夢中になって歩き回っているうちに昼時になったので、近くの店で軽く昼食を済ませる。


昼食後は、いくつかの立ち寄り湯をはしごすることになった。この温泉街には日帰り入浴を受け入れている旅館や施設が多数存在し、場所によって温泉に違いがあるからだ。

源泉かけ流しの場所もあれば、加温や加水をしている場所もある。

金泉しかない場所もあればその逆に銀泉しかない場所もあるし、真穂乃の実家の旅館のように両方を楽しめるところもある。

複数の旅館や施設の温泉を巡ってその違いを楽しむのも、温泉旅行の醍醐味なのだ。


三人は心ゆくまで有馬の湯を楽しんだ。


そうして日が沈みかけた頃。

海愛たちは夕方の有馬温泉街を並んで歩いていた。


「ふぅ~……どこもいいお湯だったね~」


歩きながら、彩香がつぶやく。


「でも昨日から温泉に入り過ぎてるせいで体がふやけてきちゃったよ……」


確かにどこも素晴らしかったが、昨日と今日の二日間で何度も入浴しているので、体はかなりふやけてしまった。入浴回数はもう少し減らすべきだったかもしれない。

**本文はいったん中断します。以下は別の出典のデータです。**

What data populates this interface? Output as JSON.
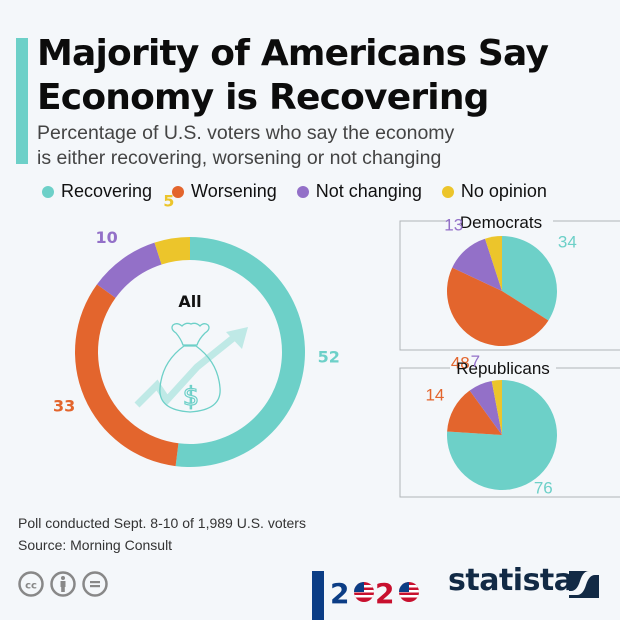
{
  "title_lines": [
    "Majority of Americans Say",
    "Economy is Recovering"
  ],
  "subtitle_lines": [
    "Percentage of U.S. voters who say the economy",
    "is either recovering, worsening or not changing"
  ],
  "colors": {
    "accent": "#6dd0c8",
    "recovering": "#6dd0c8",
    "worsening": "#e3652d",
    "not_changing": "#9370c8",
    "no_opinion": "#ecc52b"
  },
  "chart_data": [
    {
      "type": "pie",
      "variant": "donut",
      "title": "All",
      "categories": [
        "Recovering",
        "Worsening",
        "Not changing",
        "No opinion"
      ],
      "values": [
        52,
        33,
        10,
        5
      ],
      "labels": [
        "52",
        "33",
        "10",
        "5"
      ],
      "unit": "%",
      "start": "top, clockwise from Recovering"
    },
    {
      "type": "pie",
      "title": "Democrats",
      "categories": [
        "Recovering",
        "Worsening",
        "Not changing",
        "No opinion"
      ],
      "values": [
        34,
        48,
        13,
        5
      ],
      "labels": [
        "34",
        "48",
        "13",
        ""
      ],
      "unit": "%"
    },
    {
      "type": "pie",
      "title": "Republicans",
      "categories": [
        "Recovering",
        "Worsening",
        "Not changing",
        "No opinion"
      ],
      "values": [
        76,
        14,
        7,
        3
      ],
      "labels": [
        "76",
        "14",
        "7",
        ""
      ],
      "unit": "%"
    }
  ],
  "legend": [
    {
      "label": "Recovering",
      "key": "recovering"
    },
    {
      "label": "Worsening",
      "key": "worsening"
    },
    {
      "label": "Not changing",
      "key": "not_changing"
    },
    {
      "label": "No opinion",
      "key": "no_opinion"
    }
  ],
  "notes": {
    "poll": "Poll conducted Sept. 8-10 of 1,989 U.S. voters",
    "source": "Source: Morning Consult"
  },
  "footer": {
    "license_icons": [
      "cc-icon",
      "attribution-icon",
      "no-derivatives-icon"
    ],
    "election_logo": "2020",
    "brand": "statista"
  }
}
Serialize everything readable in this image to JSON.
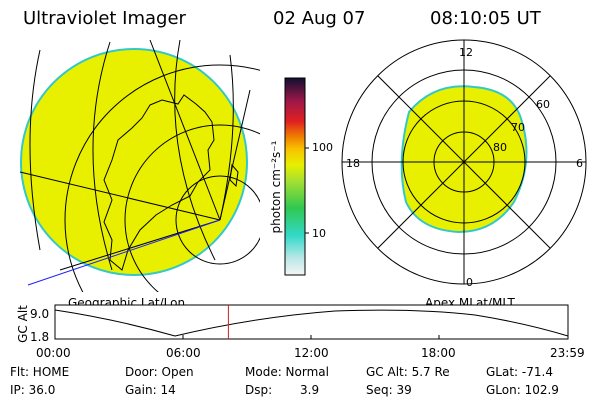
{
  "header": {
    "title": "Ultraviolet Imager",
    "date": "02 Aug 07",
    "time": "08:10:05 UT"
  },
  "colorbar": {
    "unit_label": "photon cm⁻²s⁻¹",
    "ticks": [
      "100",
      "10"
    ]
  },
  "geo_panel": {
    "label": "Geographic Lat/Lon"
  },
  "polar_panel": {
    "label": "Apex MLat/MLT",
    "mlt_labels": [
      "12",
      "18",
      "6",
      "0"
    ],
    "lat_labels": [
      "60",
      "70",
      "80"
    ]
  },
  "orbit_plot": {
    "ylabel": "GC Alt",
    "y_ticks": [
      "9.0",
      "1.8"
    ],
    "x_ticks": [
      "00:00",
      "06:00",
      "12:00",
      "18:00",
      "23:59"
    ],
    "current_time_fraction": 0.338
  },
  "status": {
    "flt": "Flt: HOME",
    "ip": "IP: 36.0",
    "door": "Door: Open",
    "gain": "Gain: 14",
    "mode": "Mode: Normal",
    "dsp_label": "Dsp:",
    "dsp_value": "3.9",
    "gc_alt": "GC Alt: 5.7 Re",
    "seq": "Seq: 39",
    "glat": "GLat: -71.4",
    "glon": "GLon: 102.9"
  },
  "colors": {
    "image_fill": "#e8f000",
    "image_edge": "#33c8c8",
    "time_marker": "#d02020",
    "geo_blue_line": "#2020ff"
  }
}
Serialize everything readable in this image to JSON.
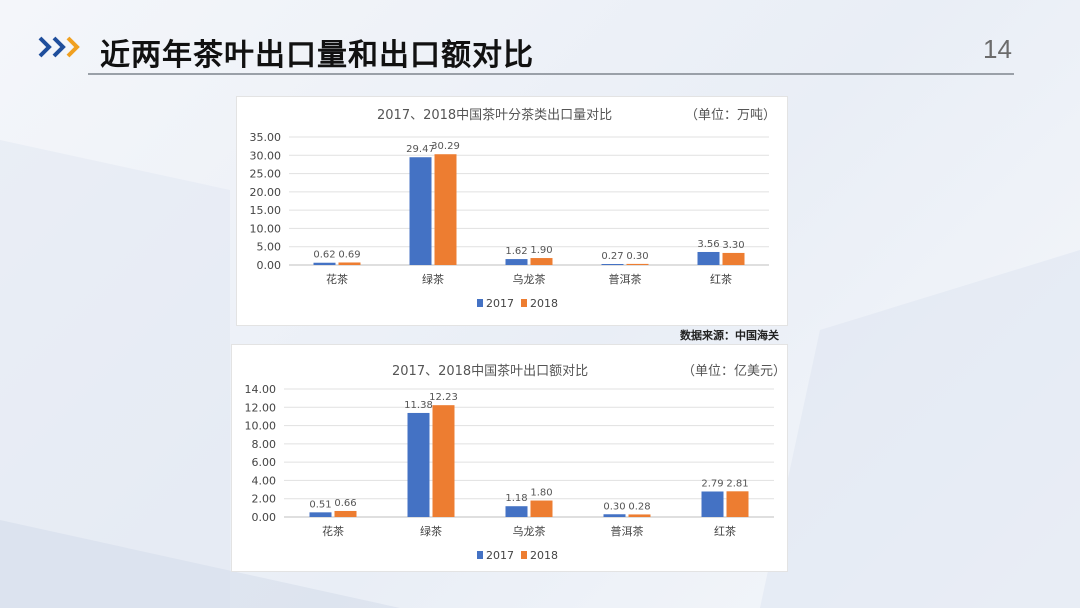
{
  "slide": {
    "title": "近两年茶叶出口量和出口额对比",
    "page_number": "14",
    "source": "数据来源：中国海关",
    "accent_colors": [
      "#1f4e9c",
      "#f0a020"
    ]
  },
  "chart_data": [
    {
      "type": "bar",
      "title": "2017、2018中国茶叶分茶类出口量对比",
      "unit": "（单位：万吨）",
      "categories": [
        "花茶",
        "绿茶",
        "乌龙茶",
        "普洱茶",
        "红茶"
      ],
      "series": [
        {
          "name": "2017",
          "values": [
            0.62,
            29.47,
            1.62,
            0.27,
            3.56
          ],
          "labels": [
            "0.62",
            "29.47",
            "1.62",
            "0.27",
            "3.56"
          ],
          "color": "#4472c4"
        },
        {
          "name": "2018",
          "values": [
            0.69,
            30.29,
            1.9,
            0.3,
            3.3
          ],
          "labels": [
            "0.69",
            "30.29",
            "1.90",
            "0.30",
            "3.30"
          ],
          "color": "#ed7d31"
        }
      ],
      "ylim": [
        0,
        35
      ],
      "yticks": [
        "0.00",
        "5.00",
        "10.00",
        "15.00",
        "20.00",
        "25.00",
        "30.00",
        "35.00"
      ],
      "grid": true,
      "legend": "bottom"
    },
    {
      "type": "bar",
      "title": "2017、2018中国茶叶出口额对比",
      "unit": "（单位：亿美元）",
      "categories": [
        "花茶",
        "绿茶",
        "乌龙茶",
        "普洱茶",
        "红茶"
      ],
      "series": [
        {
          "name": "2017",
          "values": [
            0.51,
            11.38,
            1.18,
            0.3,
            2.79
          ],
          "labels": [
            "0.51",
            "11.38",
            "1.18",
            "0.30",
            "2.79"
          ],
          "color": "#4472c4"
        },
        {
          "name": "2018",
          "values": [
            0.66,
            12.23,
            1.8,
            0.28,
            2.81
          ],
          "labels": [
            "0.66",
            "12.23",
            "1.80",
            "0.28",
            "2.81"
          ],
          "color": "#ed7d31"
        }
      ],
      "ylim": [
        0,
        14
      ],
      "yticks": [
        "0.00",
        "2.00",
        "4.00",
        "6.00",
        "8.00",
        "10.00",
        "12.00",
        "14.00"
      ],
      "grid": true,
      "legend": "bottom"
    }
  ]
}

「確かにちょっと入り過ぎちゃったわね……私ものぼせ気味よ。だけど他の旅館や施設のお風呂を知れて勉強になったわ!」


真穂乃は勉強も兼ねて立ち寄り湯をはしごしていたらしい。

温泉旅館の後継者としていろいろな浴場を知っておきたかったのだろう。


「……それでこの後はどうしようか?」


彩香が訊ねる。


「そろそろ帰る時間だけど……」


時刻はすでに十七時をまわっている。

そろそろ東京に戻る準備をしなければならない時間だ。


時間を気にする海愛に、真穂乃が話しかけてくる。


「ねぇ……もう一カ所だけ案内したい場所があるんだけどいいかしら?」

「……え? うん、まだもう少し大丈夫かな」


夏休みなので少しくらい帰宅が遅くなっても問題ない。

あまり遠くには行けないが、近場ならまだ観光する時間はあるだろう。


「どこに行くの?」


彩香が行き先を聞いた。


「すぐ近くよ。……でもちょっとここで待ってて! 買いたいものがあるから」


そう言って、真穂乃はすぐそばにある土産物屋に入っていった。